Israel has depended for 75 years on the ‘good will’ of other states – expressed in financial and military support. The USA gives around $4bn a year. Israel is the largest recipient per capita of US foreign aid. This has given Israel the capacity, in three generations, to build a relatively advanced, modern state.

But with the acceleration of Israel towards apartheid, more ethnic cleansing and the slaughter of civilians, the tide of opinion is moving against it. The Israeli army can deliver a military victory for its government, but it is engineering a historic diplomatic and political defeat.

In opinion polls in Britain, there is large swing of support, particularly among youth, in support of Palestinian rights. That is particularly true among Labour voters and members, despite Keir Starmer clinging desperately to a pro-Israel position. Even in the USA, a poll (dataforprogress.org) showed huge support for a ‘cease-fire and de-escalation’, among Democrats and even most Republicans.

There can be no military solutions.

Support for Palestine has grown significantly in the Labour movement. Left Horizons welcomes that. But how can the demand of “Free Palestine”, often heard on demonstrations, be brought about?

The Israeli state, while based on capitalism and the status quo, cannot offer ‘peace and security’ to Jews – only wars, conflicts and social upheavals.

But the same is true of Palestinian freedoms. They cannot be gained by military means, by Hamas in Gaza, against the most heavily-armed state in the region, nor by the diplomatic wheeler-dealing of the corrupt Palestinian Authority. It requires a mass movement of Palestinian workers and youth, one that seeks to change society on democratic and socialist lines. Such a movement could reach out to workers in all the nations of the middle east, Jewish and Arab, undercutting the support of the extreme right-wing Zionist, religious and nationalist groups.

The overwhelming majority of Arab and Jewish workers want, at root, peace, prosperity, human rights and a future for their children.  It is a modest ambition. But it cannot be achieved on the basis of a capitalist society built on corruption, greed and profit. Nor can it be built if it means that democracy and prosperity for some is only achieved at the expense of others. War is the greatest possible intensification of all pre-existing social contradictions. Socialist ideas are not just for peacetime, they are even more relevant in war time! That has to be the basis of our fight in the labour movement.

End the bombing of Gaza.

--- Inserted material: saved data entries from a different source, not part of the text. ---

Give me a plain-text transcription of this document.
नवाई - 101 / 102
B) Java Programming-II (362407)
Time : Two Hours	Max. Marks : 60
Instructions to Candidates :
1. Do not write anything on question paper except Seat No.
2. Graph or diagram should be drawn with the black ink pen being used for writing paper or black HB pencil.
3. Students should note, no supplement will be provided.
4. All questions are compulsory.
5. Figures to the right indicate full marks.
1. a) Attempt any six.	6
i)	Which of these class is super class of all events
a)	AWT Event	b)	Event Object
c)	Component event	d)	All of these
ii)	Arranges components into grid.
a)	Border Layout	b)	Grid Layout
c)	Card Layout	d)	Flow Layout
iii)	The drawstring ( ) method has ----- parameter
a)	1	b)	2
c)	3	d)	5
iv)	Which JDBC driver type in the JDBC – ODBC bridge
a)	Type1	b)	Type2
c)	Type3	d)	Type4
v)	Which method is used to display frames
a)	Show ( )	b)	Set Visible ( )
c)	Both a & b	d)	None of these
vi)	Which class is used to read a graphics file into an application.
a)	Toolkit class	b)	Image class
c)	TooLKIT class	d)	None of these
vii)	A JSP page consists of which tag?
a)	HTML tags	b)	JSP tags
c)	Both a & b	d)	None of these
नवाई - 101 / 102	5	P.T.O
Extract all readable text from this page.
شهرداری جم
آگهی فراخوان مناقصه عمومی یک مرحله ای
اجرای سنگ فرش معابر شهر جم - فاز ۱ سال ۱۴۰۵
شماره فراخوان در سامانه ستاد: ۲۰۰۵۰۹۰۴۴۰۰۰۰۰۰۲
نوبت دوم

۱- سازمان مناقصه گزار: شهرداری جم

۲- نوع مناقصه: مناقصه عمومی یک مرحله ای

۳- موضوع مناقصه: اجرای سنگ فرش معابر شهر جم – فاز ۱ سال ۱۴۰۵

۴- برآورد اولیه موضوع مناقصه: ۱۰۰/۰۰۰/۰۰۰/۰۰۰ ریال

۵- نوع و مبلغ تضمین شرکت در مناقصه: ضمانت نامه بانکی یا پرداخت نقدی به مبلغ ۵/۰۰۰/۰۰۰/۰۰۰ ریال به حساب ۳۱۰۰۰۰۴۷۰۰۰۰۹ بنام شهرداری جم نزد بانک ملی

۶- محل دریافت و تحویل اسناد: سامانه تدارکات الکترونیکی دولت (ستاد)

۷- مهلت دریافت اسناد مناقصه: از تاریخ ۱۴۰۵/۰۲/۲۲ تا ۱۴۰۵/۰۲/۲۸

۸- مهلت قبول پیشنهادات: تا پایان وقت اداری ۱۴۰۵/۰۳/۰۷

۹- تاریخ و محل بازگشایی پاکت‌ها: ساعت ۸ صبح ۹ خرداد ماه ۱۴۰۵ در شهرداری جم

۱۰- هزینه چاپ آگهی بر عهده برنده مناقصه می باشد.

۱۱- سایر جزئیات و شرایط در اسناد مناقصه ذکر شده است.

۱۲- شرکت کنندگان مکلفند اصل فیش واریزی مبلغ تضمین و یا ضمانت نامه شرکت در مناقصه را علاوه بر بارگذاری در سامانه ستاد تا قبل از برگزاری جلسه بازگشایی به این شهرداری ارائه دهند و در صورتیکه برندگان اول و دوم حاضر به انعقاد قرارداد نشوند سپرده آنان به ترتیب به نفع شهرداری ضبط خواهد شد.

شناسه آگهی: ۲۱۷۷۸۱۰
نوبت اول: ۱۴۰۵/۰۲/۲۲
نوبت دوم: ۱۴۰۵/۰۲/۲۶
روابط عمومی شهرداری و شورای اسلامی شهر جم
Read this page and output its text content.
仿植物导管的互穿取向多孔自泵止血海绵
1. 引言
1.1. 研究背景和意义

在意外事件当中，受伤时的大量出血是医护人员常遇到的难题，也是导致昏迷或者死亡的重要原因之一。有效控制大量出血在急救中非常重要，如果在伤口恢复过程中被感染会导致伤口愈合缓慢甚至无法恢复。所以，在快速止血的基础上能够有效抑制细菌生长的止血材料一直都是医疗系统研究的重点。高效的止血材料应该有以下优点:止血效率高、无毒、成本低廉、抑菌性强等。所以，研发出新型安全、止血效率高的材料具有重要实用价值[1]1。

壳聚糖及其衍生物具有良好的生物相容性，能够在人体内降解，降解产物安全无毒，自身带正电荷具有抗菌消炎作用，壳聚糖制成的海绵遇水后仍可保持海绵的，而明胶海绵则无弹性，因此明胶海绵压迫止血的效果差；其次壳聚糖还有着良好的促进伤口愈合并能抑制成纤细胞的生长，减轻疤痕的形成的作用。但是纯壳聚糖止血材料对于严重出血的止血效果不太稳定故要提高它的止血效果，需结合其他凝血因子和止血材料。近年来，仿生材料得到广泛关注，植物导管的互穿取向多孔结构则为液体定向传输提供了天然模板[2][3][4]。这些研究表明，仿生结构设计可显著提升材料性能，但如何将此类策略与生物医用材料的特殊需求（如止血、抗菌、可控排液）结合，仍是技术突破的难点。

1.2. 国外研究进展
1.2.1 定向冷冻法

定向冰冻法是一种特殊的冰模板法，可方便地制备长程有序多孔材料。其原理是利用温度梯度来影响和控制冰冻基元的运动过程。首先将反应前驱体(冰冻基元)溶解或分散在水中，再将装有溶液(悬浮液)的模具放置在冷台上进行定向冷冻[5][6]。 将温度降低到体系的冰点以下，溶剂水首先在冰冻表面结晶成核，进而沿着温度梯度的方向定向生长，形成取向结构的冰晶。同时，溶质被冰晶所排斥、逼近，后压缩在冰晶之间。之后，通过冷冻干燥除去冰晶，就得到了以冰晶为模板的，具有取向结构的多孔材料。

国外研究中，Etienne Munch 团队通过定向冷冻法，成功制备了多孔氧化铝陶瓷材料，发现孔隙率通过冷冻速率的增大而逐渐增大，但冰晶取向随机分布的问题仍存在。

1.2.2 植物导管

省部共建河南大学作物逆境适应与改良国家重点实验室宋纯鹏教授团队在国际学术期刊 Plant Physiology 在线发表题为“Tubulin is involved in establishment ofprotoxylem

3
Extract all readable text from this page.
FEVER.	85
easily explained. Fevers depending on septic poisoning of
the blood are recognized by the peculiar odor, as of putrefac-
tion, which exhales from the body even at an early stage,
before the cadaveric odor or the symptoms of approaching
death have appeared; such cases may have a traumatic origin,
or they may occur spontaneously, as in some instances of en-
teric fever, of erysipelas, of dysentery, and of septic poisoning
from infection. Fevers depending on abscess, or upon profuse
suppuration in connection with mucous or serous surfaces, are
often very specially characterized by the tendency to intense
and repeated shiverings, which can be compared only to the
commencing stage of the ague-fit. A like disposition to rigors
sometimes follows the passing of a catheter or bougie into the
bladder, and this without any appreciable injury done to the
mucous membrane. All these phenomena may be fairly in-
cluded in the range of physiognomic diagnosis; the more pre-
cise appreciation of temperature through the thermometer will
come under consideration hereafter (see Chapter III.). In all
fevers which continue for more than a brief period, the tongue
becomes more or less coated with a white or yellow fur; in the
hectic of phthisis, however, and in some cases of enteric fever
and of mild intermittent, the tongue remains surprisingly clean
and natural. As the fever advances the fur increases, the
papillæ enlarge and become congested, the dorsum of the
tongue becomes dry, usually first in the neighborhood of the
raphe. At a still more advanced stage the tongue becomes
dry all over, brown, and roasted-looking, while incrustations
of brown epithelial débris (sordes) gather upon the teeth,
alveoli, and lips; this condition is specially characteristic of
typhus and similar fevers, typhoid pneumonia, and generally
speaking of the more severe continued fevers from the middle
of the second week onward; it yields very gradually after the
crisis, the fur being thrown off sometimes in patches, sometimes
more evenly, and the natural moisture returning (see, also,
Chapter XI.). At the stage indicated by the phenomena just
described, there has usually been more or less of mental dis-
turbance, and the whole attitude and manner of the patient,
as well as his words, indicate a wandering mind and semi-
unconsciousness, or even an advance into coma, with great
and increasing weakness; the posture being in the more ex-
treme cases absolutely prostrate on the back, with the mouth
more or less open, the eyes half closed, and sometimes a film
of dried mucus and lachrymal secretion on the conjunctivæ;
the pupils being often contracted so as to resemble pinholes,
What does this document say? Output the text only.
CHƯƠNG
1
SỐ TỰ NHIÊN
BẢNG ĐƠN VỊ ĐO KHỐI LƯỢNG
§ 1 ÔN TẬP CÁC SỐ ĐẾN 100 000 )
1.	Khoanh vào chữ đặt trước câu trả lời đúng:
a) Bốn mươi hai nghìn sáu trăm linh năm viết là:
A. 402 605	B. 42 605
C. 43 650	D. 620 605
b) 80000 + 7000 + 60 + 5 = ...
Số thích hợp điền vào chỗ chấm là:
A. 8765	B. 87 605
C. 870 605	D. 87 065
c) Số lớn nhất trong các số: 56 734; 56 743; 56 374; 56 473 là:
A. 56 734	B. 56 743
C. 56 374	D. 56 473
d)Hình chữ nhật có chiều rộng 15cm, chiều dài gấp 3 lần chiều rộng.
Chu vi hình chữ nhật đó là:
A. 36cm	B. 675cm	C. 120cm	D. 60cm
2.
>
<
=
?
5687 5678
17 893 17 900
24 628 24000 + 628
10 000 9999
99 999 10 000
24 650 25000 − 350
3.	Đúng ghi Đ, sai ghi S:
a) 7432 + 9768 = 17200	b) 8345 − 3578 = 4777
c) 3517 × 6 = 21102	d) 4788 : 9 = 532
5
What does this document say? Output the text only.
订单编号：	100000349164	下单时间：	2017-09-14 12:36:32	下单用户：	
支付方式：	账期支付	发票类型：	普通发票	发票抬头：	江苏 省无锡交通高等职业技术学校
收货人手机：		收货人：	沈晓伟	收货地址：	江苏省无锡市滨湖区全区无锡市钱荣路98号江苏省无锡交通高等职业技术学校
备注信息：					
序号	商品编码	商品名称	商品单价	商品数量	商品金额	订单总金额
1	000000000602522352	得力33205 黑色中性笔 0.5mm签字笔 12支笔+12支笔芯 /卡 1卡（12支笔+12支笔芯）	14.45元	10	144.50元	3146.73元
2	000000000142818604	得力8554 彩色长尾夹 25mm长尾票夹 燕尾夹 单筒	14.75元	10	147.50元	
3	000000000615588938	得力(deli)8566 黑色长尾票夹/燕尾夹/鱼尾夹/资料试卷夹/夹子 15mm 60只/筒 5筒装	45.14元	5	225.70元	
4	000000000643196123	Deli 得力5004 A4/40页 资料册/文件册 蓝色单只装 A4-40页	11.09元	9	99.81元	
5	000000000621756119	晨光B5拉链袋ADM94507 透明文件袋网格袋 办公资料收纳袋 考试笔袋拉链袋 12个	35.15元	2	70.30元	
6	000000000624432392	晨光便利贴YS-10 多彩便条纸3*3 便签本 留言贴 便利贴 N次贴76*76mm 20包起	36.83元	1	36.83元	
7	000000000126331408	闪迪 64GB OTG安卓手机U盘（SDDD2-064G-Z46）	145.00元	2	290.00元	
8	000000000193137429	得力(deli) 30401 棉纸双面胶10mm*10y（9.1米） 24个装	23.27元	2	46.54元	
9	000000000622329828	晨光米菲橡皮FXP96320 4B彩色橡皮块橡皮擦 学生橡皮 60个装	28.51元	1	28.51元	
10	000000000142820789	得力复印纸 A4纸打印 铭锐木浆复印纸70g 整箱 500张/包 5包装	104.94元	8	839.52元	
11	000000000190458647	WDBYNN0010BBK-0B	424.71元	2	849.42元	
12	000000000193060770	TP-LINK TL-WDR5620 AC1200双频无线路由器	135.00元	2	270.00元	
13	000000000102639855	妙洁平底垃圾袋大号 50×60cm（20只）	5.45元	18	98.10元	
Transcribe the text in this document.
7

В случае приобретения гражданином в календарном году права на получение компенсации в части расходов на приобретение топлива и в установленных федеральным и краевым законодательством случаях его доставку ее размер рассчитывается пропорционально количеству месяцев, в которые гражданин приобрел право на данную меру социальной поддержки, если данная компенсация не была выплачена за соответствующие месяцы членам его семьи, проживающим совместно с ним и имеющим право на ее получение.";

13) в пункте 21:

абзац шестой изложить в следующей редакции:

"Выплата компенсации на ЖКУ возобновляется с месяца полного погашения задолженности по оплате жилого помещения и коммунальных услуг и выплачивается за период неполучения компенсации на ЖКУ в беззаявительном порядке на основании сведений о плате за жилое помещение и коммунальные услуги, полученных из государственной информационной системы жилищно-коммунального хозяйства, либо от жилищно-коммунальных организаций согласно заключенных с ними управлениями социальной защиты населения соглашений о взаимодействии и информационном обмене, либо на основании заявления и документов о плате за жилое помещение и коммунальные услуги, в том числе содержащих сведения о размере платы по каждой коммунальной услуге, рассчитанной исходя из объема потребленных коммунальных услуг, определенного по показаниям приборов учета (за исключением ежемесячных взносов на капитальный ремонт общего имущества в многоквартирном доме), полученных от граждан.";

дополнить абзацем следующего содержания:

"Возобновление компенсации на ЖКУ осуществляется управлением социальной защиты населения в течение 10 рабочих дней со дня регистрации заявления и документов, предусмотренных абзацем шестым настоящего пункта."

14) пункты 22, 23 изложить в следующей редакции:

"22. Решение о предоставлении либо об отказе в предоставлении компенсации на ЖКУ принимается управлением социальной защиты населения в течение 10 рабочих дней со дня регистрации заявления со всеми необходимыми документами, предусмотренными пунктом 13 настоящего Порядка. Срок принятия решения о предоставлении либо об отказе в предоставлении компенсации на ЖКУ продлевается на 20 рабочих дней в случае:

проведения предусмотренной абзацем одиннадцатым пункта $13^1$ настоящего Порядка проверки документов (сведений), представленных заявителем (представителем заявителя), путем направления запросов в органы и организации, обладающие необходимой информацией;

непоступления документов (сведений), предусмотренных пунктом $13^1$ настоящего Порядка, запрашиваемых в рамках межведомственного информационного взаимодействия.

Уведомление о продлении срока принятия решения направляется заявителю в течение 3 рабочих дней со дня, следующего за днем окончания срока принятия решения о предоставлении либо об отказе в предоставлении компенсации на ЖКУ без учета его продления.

End the siege of Gaza

Support Boycott, Divestment and Sanctions (BDS) of the Israeli state

For a mass socialist movement in Palestine that reaches out to Jewish workers and other workers in the wider region.

For the socialist transformation of Israel/Palestine

For full democratic, economic and civil rights for all, with no exclusive rights for race, religion or ethnicity

For a Socialist Federation of Israel/Palestine in a Socialist Federation of Middle East states.